Coconut Lentil Curry (Vegan & Gluten Free)

Introducing your summer curry - a healthy, nutritious concoction that tastes great warm or cold and will help you recover from all those hours you spend drinking in the sun, thanks to a double whammy of nutrients from the veggies and capsaicin from the hot spices. And did I mention it's vegan and gluten free?

I have a problem.

I am absolutely addicted to Sweetgreen, and it is threatening the feeble health of my bank account.

It's just that it's so close to my office! And allows me to get some fresh air in the middle of the work day! And I can order my salad ahead of time so I don't need to wait in line! And my friends love it too so we all go get our salads together!

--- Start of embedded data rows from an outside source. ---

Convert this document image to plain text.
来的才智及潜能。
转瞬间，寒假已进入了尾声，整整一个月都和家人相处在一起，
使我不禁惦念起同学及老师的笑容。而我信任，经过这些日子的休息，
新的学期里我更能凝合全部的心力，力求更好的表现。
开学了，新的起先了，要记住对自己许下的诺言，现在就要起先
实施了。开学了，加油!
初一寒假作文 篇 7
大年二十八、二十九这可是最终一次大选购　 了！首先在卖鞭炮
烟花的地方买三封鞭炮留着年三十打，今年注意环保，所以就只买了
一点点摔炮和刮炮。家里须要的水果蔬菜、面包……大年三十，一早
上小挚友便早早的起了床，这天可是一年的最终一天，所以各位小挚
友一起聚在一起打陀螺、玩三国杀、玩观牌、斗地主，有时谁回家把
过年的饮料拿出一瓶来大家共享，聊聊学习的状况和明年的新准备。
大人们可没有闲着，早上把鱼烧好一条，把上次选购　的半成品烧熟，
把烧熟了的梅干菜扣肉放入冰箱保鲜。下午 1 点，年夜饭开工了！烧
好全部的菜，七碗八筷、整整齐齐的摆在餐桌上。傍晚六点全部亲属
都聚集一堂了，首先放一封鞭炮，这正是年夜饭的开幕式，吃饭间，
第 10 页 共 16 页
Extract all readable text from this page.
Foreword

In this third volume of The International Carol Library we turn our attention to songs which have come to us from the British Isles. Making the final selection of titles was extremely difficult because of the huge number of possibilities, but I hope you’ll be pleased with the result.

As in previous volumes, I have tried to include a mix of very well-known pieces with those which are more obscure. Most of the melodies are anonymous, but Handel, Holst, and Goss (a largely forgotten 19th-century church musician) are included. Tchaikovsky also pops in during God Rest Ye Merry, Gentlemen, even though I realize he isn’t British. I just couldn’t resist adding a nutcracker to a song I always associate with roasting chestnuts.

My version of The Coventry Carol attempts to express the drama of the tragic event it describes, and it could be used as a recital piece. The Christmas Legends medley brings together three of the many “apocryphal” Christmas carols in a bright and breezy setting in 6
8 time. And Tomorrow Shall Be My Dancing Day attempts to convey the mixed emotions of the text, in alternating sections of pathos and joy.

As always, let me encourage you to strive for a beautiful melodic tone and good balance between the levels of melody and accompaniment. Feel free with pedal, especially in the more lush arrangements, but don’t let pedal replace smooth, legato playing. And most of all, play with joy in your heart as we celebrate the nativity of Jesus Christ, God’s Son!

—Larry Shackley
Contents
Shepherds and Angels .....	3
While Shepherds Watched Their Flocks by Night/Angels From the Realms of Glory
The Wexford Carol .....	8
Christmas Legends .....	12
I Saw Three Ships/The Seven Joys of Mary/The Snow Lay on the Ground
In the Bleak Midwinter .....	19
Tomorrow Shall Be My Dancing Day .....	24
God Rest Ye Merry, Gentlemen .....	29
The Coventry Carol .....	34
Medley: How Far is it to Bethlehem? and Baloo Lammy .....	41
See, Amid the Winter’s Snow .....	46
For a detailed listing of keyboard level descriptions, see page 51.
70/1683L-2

...but, it's also like $10 per salad... and metro is hiking fares for some unknown reason (are you also gonna improve your service and start collecting tax money from VA and MD, WMATA?!)... so I really should NOT spend $50 on salads per week when it costs less than half as much to make a delicious batch of something at the beginning of the week.

Hence, this curry! Easy to transport, super delicious, and healthy to boot. My tupperwares of curry have been getting me through the week feeling healthy and not impoverished, which are two things I aspire to on a daily basis. No sad desk lunch here!

Coconut Lentil Curry

To make this curry, you will need:
- 2 T coconut oil
- 2 cloves garlic, minced
- 2 T ginger, minced
- 28 oz can crushed tomatoes
- 1 cup dried lentils
- 15 oz can light coconut milk
- 1 T turmeric
- 1 t cayenne pepper
- Salt & pepper, to taste
- Halved cherry tomatoes and cilantro for garnish

Heat a large pot over medium-high heat, and add the coconut oil. Add the ginger and garlic and sauté, stirring frequently, for 1-2 minutes. Add the crushed tomatoes, turmeric, salt, and pepper, and cook for 5 minutes, stirring occasionally.

Add the lentils, cayenne pepper, and 4 cups of water to the pot and bring to a boil. Reduce heat to low, cover the pot, and let simmer 35-40 minutes until lentils are soft. Add the coconut milk and bring to a simmer.

Remove from heat, garnish with halved cherry tomatoes and cilantro, and serve with rice, quinoa (my personal fave), or naan. Healthy lunches/dinners/drunchies made easy! Because nothing is better than drunk eating a warm, nourishing meal that won't make you hate yourself in the morning.